La verdad es, que una vez que descartas el Quidditch, el resto de actividades resultan un poco o más bien un mucho menos atractivas; pero aún así, Peter pasa el dedo regordete por todos los títulos en letra cursiva y se pasa la lengua por los labios, humedeciéndolos y siendo consciente de que dependiendo de su decisión será "ese tipo que es del Club tal" o "ese pringado que es del Club cual"; y Peter no tiene ningunas ganas de parecer un pringado. Las opciones le parecen reducidas: no sabe jugar al ajedrez mágico, o al menos es demasiado malo como para apuntarse y ganar. El tablero de James parece odiarle por alguna razón y las piezas nunca obedecen sus órdenes, probablemente porque no son acertadas.
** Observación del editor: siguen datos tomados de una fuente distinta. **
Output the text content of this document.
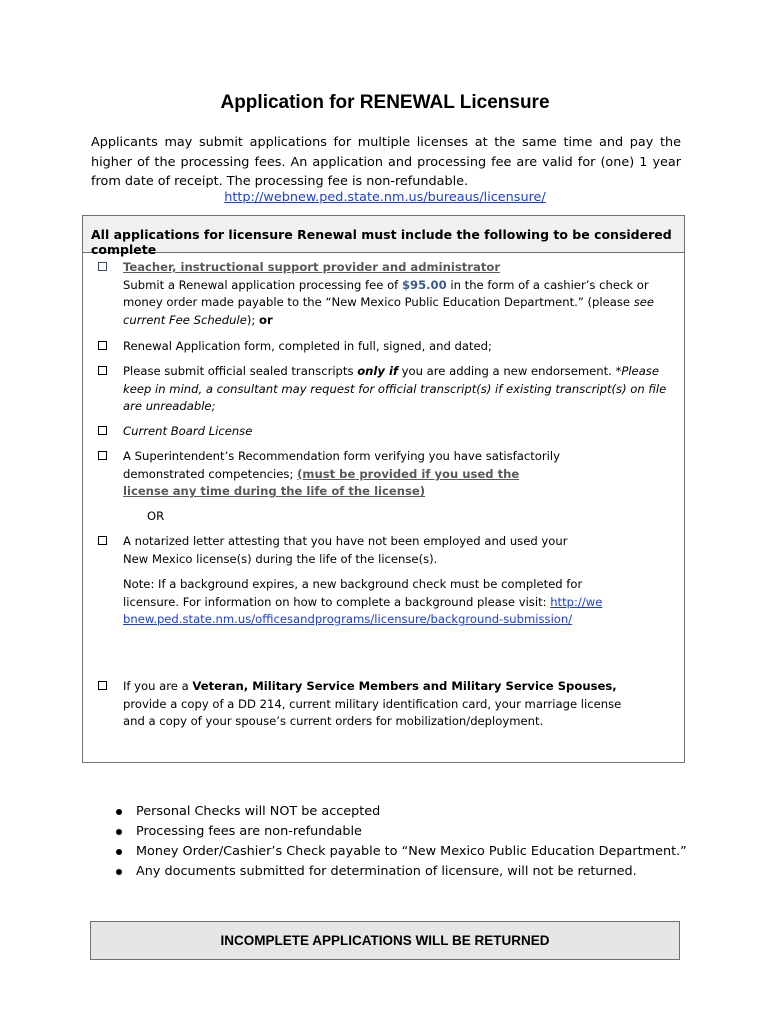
Application for RENEWAL Licensure
Applicants may submit applications for multiple licenses at the same time and pay the higher of the processing fees. An application and processing fee are valid for (one) 1 year from date of receipt. The processing fee is non-refundable.
http://webnew.ped.state.nm.us/bureaus/licensure/
All applications for licensure Renewal must include the following to be considered complete
Teacher, instructional support provider and administrator
Submit a Renewal application processing fee of $95.00 in the form of a cashier’s check or money order made payable to the “New Mexico Public Education Department.” (please see current Fee Schedule); or
Renewal Application form, completed in full, signed, and dated;
Please submit official sealed transcripts only if you are adding a new endorsement. *Please keep in mind, a consultant may request for official transcript(s) if existing transcript(s) on file are unreadable;
Current Board License
A Superintendent’s Recommendation form verifying you have satisfactorily demonstrated competencies; (must be provided if you used the license any time during the life of the license)
OR
A notarized letter attesting that you have not been employed and used your New Mexico license(s) during the life of the license(s).
Note: If a background expires, a new background check must be completed for licensure. For information on how to complete a background please visit: http://webnew.ped.state.nm.us/officesandprograms/licensure/background-submission/
If you are a Veteran, Military Service Members and Military Service Spouses, provide a copy of a DD 214, current military identification card, your marriage license and a copy of your spouse’s current orders for mobilization/deployment.
Personal Checks will NOT be accepted
Processing fees are non-refundable
Money Order/Cashier’s Check payable to “New Mexico Public Education Department.”
Any documents submitted for determination of licensure, will not be returned.
INCOMPLETE APPLICATIONS WILL BE RETURNED
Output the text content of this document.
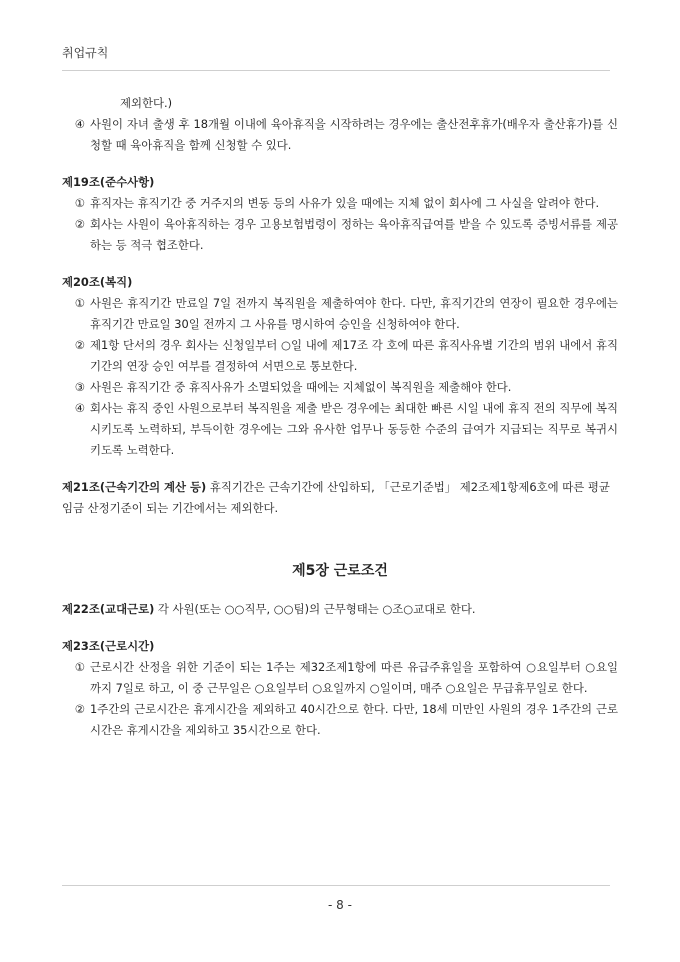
취업규칙
제외한다.)
④ 사원이 자녀 출생 후 18개월 이내에 육아휴직을 시작하려는 경우에는 출산전후휴가(배우자 출산휴가)를 신청할 때 육아휴직을 함께 신청할 수 있다.
제19조(준수사항)
① 휴직자는 휴직기간 중 거주지의 변동 등의 사유가 있을 때에는 지체 없이 회사에 그 사실을 알려야 한다.
② 회사는 사원이 육아휴직하는 경우 고용보험법령이 정하는 육아휴직급여를 받을 수 있도록 증빙서류를 제공하는 등 적극 협조한다.
제20조(복직)
① 사원은 휴직기간 만료일 7일 전까지 복직원을 제출하여야 한다. 다만, 휴직기간의 연장이 필요한 경우에는 휴직기간 만료일 30일 전까지 그 사유를 명시하여 승인을 신청하여야 한다.
② 제1항 단서의 경우 회사는 신청일부터 ○일 내에 제17조 각 호에 따른 휴직사유별 기간의 범위 내에서 휴직기간의 연장 승인 여부를 결정하여 서면으로 통보한다.
③ 사원은 휴직기간 중 휴직사유가 소멸되었을 때에는 지체없이 복직원을 제출해야 한다.
④ 회사는 휴직 중인 사원으로부터 복직원을 제출 받은 경우에는 최대한 빠른 시일 내에 휴직 전의 직무에 복직시키도록 노력하되, 부득이한 경우에는 그와 유사한 업무나 동등한 수준의 급여가 지급되는 직무로 복귀시키도록 노력한다.
제21조(근속기간의 계산 등) 휴직기간은 근속기간에 산입하되, 「근로기준법」 제2조제1항제6호에 따른 평균임금 산정기준이 되는 기간에서는 제외한다.
제5장 근로조건
제22조(교대근로) 각 사원(또는 ○○직무, ○○팀)의 근무형태는 ○조○교대로 한다.
제23조(근로시간)
① 근로시간 산정을 위한 기준이 되는 1주는 제32조제1항에 따른 유급주휴일을 포함하여 ○요일부터 ○요일까지 7일로 하고, 이 중 근무일은 ○요일부터 ○요일까지 ○일이며, 매주 ○요일은 무급휴무일로 한다.
② 1주간의 근로시간은 휴게시간을 제외하고 40시간으로 한다. 다만, 18세 미만인 사원의 경우 1주간의 근로시간은 휴게시간을 제외하고 35시간으로 한다.
- 8 -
En realidad no le gusta el ajedrez, le parece un juego para gente mayor. Gente aburrida. Y Peter no se considera ni mayor ni aburrido. Otra opción es ese Club de Arte del que ha oído hablar; es tentador, muy tentador, tal vez sería la opción perfecta si Peter fuera capaz de dibujar algo aparte de pequeños perritos deformes en las esquinas de sus pergaminos. Un poco más abajo hay varios nombres apuntados al Club de Pociones, ¿quién en su sano juicio querría seguir practicando cómo hacer pociones fuera del horario de clase? además sabe que será el hazmerreír de sus amigos si se apunta, al menos por parte de James y Sirius. Le llama la atención un pequeño grupo de alumnos que parecen reunirse dos veces por semana para estudiar aspectos muggles, pero claro, el padre de Peter ya es muggle y desde luego cree que no habrá nada en ese club que pueda sorprenderle lo más mínimo. Probablemente a James le gustaría, así dejaría de preguntarme cada tres segundos para qué sirve la "electrifidad" o la función de las casitas para pájaros. Después recuerda que él ya tiene el equipo de Quidditch y prefiere no contar nada; además sabe que probablemente James le diría algo como "Peter, ¿qué dices? Yo ya sé todo lo que tengo que saber sobre muggles. En realidad sé todo lo que se tiene que saber sobre absolutamente todo." y probablemente Sirius añadiría que él también y después Remus murmuraría que son unos descerebrados.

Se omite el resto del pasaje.